The airport commission discussed the loan in closed session at its June 9, 2014, meeting and, in open session, voted to approve a resolution authorizing the commission’s chair “to do and commit any act ” to provide for the “adequate, economical, and efficient provisions of air service and general business” at the airport.

Nowhere in the minutes does it note the commission agreed to guarantee a $5 million loan to PeoplExpress.

No vote or discussion was held when the loan was paid off in February 2015.

PeoplExpress, which flew to New York, Boston and a few other locations from the airport for a short time starting in mid-2014, stopped flying and was evicted by early 2015.

An airport spokeswoman said 418,889 passengers used Newport News/Williamsburg in 2015. That same year, about 3 million people traveled through Norfolk International Airport and 3.5 million used Richmond International Airport.

Spirito said airport operations won’t be affected by the state’s decision to stop funding while it investigates. As for state entitlement funds that might be in limbo, the airport had expected to receive about $600,000 by late spring, around the same time Spirito said he expects the audit to be resolved in the airport’s favor.

“We will be found we were using these funds properly,” he said.

He said the airport took a risk in guaranteeing the loan, thinking it would help the airport recover after losing AirTran: “We did it because this community wants low-cost air service,” he said. “Unfortunately, it didn’t work out.”

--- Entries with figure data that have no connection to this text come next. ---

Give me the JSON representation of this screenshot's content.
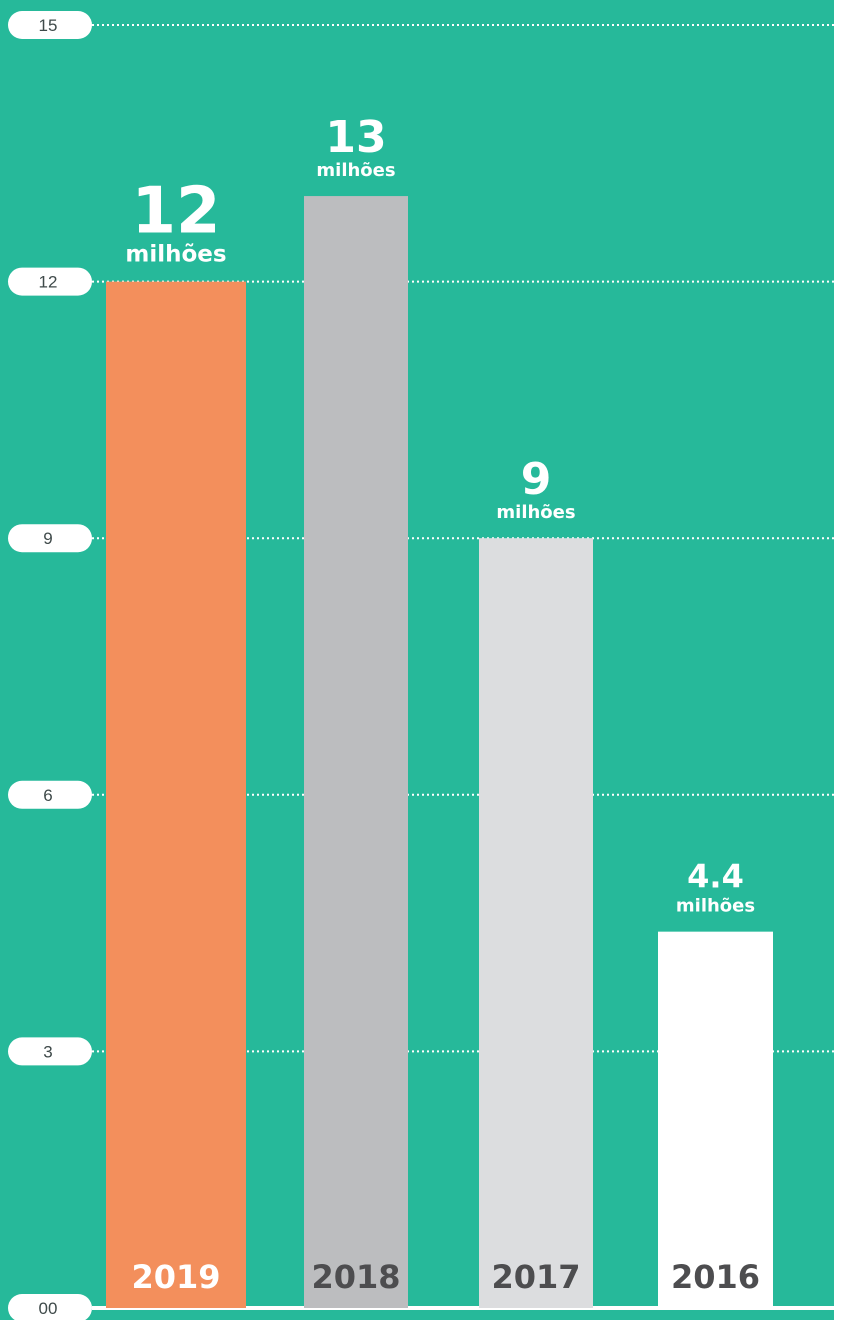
{
  "chart_data": {
    "type": "bar",
    "categories": [
      "2019",
      "2018",
      "2017",
      "2016"
    ],
    "values": [
      12,
      13,
      9,
      4.4
    ],
    "value_labels": [
      "12",
      "13",
      "9",
      "4.4"
    ],
    "unit_label": "milhões",
    "ylim": [
      0,
      15
    ],
    "yticks": [
      0,
      3,
      6,
      9,
      12,
      15
    ],
    "ytick_labels": [
      "00",
      "3",
      "6",
      "9",
      "12",
      "15"
    ],
    "grid": true,
    "colors": {
      "background": "#26b99a",
      "bars": [
        "#f38f5c",
        "#bcbdbf",
        "#dcdddf",
        "#ffffff"
      ],
      "category_text": [
        "#ffffff",
        "#4d4d4f",
        "#4d4d4f",
        "#4d4d4f"
      ],
      "tick_pill": "#ffffff",
      "gridline": "#ffffff"
    }
  }
}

Elite Airways had recently announced it would launch non-stop service between the Newport News/Williamsburg airport and New Jersey and Long Island starting in March. Elite spokeswoman Rebecca Ayers said the airline’s officials had just learned about the situation Friday and were talking with airport leaders.

“The airline is not yet in a position to comment on what impact, if any, this will have on the planned service,” she said in an email.